そしてランニングに出かけた。帰国してからというもの、日本食がうますぎるあまり12キロもの増量に成功してしまった私は、体が弛んでいる。顔もイマイチ、シャキッとせず、マスターに初対面で悪い印象を与える恐れがあった。幸い顔のむくみは、ランニングを全力で1時間ほど行えば取ることができることが、研究によって明らかになっているので(n=1)、とにかく走った。

帰宅してシャワーを浴びた。伸びっぱなしだった無精髭やら顔に生えている謎の毛を剃れるだけ剃った。あとは靴を履くことになるため、足を入念に専用の洗剤で洗い、家中のクリームというクリームを塗りたくって臭いを抑えることに最善を尽くした。

シャワーから出て、ワイシャツに袖を通す。もう何ヶ月も着ていないそのワイシャツを着ると背筋が伸びるような気持ちになった。なんだか新しい自分になったような気さえする。だらしない顔で鏡を見ると一つの懸念事項が持ち上がった。
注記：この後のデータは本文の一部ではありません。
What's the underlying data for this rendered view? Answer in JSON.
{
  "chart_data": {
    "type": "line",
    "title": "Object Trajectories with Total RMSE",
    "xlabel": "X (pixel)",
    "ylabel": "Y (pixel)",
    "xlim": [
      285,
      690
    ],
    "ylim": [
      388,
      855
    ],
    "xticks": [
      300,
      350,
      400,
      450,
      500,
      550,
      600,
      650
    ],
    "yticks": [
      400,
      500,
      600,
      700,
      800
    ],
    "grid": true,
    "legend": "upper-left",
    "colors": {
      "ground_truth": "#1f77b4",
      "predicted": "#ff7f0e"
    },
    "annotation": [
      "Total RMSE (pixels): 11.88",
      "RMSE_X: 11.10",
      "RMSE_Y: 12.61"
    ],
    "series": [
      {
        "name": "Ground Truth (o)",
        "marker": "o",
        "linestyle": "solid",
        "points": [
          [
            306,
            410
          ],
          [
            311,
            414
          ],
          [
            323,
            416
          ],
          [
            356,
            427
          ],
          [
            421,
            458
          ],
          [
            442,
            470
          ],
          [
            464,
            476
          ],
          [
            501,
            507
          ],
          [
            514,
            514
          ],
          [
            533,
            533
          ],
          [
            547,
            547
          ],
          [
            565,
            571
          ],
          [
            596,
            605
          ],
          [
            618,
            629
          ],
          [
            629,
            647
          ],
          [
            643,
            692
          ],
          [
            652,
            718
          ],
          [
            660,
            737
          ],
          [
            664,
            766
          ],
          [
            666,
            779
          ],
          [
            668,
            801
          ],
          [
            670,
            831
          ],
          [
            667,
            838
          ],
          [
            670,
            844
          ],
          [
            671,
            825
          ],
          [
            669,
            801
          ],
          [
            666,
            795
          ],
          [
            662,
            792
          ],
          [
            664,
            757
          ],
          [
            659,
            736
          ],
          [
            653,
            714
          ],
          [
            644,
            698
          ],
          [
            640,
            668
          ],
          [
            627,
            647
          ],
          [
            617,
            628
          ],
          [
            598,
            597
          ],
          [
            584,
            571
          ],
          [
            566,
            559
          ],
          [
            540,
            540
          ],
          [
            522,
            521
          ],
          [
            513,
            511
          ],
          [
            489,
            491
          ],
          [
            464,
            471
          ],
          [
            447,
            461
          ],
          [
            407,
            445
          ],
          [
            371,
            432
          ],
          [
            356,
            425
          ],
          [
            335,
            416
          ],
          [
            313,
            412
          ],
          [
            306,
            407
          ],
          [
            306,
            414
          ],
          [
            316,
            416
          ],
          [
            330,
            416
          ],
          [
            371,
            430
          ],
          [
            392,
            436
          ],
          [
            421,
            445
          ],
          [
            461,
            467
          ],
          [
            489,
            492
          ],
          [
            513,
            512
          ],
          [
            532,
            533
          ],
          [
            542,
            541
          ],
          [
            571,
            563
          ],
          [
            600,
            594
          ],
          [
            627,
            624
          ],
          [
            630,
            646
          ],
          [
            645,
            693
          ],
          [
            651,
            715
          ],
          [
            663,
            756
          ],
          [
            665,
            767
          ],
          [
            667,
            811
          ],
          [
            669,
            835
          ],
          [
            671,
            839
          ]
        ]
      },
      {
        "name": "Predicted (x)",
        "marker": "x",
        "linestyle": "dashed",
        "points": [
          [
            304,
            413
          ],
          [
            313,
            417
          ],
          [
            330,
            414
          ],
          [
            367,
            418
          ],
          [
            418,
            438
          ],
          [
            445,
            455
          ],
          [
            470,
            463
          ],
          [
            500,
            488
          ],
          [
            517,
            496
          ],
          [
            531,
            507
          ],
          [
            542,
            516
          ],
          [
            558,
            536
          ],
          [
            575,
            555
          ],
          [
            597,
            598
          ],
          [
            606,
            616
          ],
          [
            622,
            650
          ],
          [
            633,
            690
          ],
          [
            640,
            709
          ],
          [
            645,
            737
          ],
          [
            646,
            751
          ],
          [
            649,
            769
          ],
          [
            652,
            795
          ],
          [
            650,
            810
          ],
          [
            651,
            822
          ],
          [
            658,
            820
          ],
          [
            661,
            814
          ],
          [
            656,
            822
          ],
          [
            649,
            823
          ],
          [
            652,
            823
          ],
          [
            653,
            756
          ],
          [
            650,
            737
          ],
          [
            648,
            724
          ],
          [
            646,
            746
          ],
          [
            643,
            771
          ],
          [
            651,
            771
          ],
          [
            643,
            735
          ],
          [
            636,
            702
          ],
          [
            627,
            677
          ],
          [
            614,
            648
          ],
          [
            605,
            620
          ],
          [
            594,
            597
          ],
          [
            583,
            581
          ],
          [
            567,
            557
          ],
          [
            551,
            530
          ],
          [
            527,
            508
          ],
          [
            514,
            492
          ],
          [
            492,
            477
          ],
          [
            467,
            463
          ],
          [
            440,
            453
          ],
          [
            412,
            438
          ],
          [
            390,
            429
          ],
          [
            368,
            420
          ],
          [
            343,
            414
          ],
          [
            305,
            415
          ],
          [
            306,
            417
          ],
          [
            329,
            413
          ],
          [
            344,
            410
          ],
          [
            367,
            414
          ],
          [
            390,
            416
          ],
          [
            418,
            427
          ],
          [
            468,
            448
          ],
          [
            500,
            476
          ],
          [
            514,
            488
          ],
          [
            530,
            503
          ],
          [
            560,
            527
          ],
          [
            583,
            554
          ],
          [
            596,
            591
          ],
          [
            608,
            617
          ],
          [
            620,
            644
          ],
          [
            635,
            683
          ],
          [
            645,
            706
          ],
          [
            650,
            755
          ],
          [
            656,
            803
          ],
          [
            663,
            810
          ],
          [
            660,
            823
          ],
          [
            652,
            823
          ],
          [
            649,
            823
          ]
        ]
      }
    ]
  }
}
それはワイシャツがボタンダウンだということだ。私の洋服に関する知識のほとんどは父から教わったものである。その父が確か昔、

「ボタンダウンはフォーマルではない!アメリカの文化だ!そもそもワイシャツは下着だからそれだけで歩くな!」

と言っていたことがあった気がする。バーのマスターはおそらく服装や身だしなみに厳しい。私が持っている唯一の白ワイシャツはボタンダウンだった。もしマスターが極度のアメリカ嫌いで、

「そんなヤンキー文化は認めん!そもそもフォーマルがなんたるか貴様は何も理解していない!貴様に働く資格はない!出ていけ!」

と言われたらどうしようと思った。でもよく考えたら確かバーはアメリカ文化なのでアメリカ嫌いの線は大丈夫だ。それでもフォーマルではない、という点においては不安が残る。

「スポーツでもしにきたのか!」

と言われたら、返す言葉もない。しかし、ないものは、ない。腹を括って、ワイシャツのボタンを閉めた。もう一つ問題が浮上した。長い靴下が、ない。これも昔、父から言われた。

「足の肌が見えるのは失礼だ!スーツの時には長い靴下!これは恐竜時代から決まってる常識だ、ドラ息子!!!!!」

多分、恐竜時代にはスーツはなかったと思う。そうだとしても、今長い靴下が必要なことには変わりない。仕方なく同居人に頼んで靴下を貸してもらった。助かった。

革靴も、マーチンしかなかった。ステッチが白のタイプとはいえ、どう考えてもやばい。

「ストレートチップ以外は靴じゃねぇんだ馬鹿野郎!」

と言われたとしても、今日はどうしようもないので、最低限靴を磨いて、準備を終えた。少し爪が長くなっていたので、ぱちぱち切って、集めて捨てた。あとは髪をガッチガチにして(フォーマルな髪型に関する知識はなかったのでとりあえずセンターパートにしといた)、準備を終えた。

7時15分になると同居人と共に家を出た。同居人はだいぶ早足だった。開店準備があるという。バーがある建物につくと、同居人は管理人室へと向かい鍵を受け取った。勝手なイメージで、バーに到着したらマスターが待ち構えているものだと思っていたから、少しだけ拍子抜けした。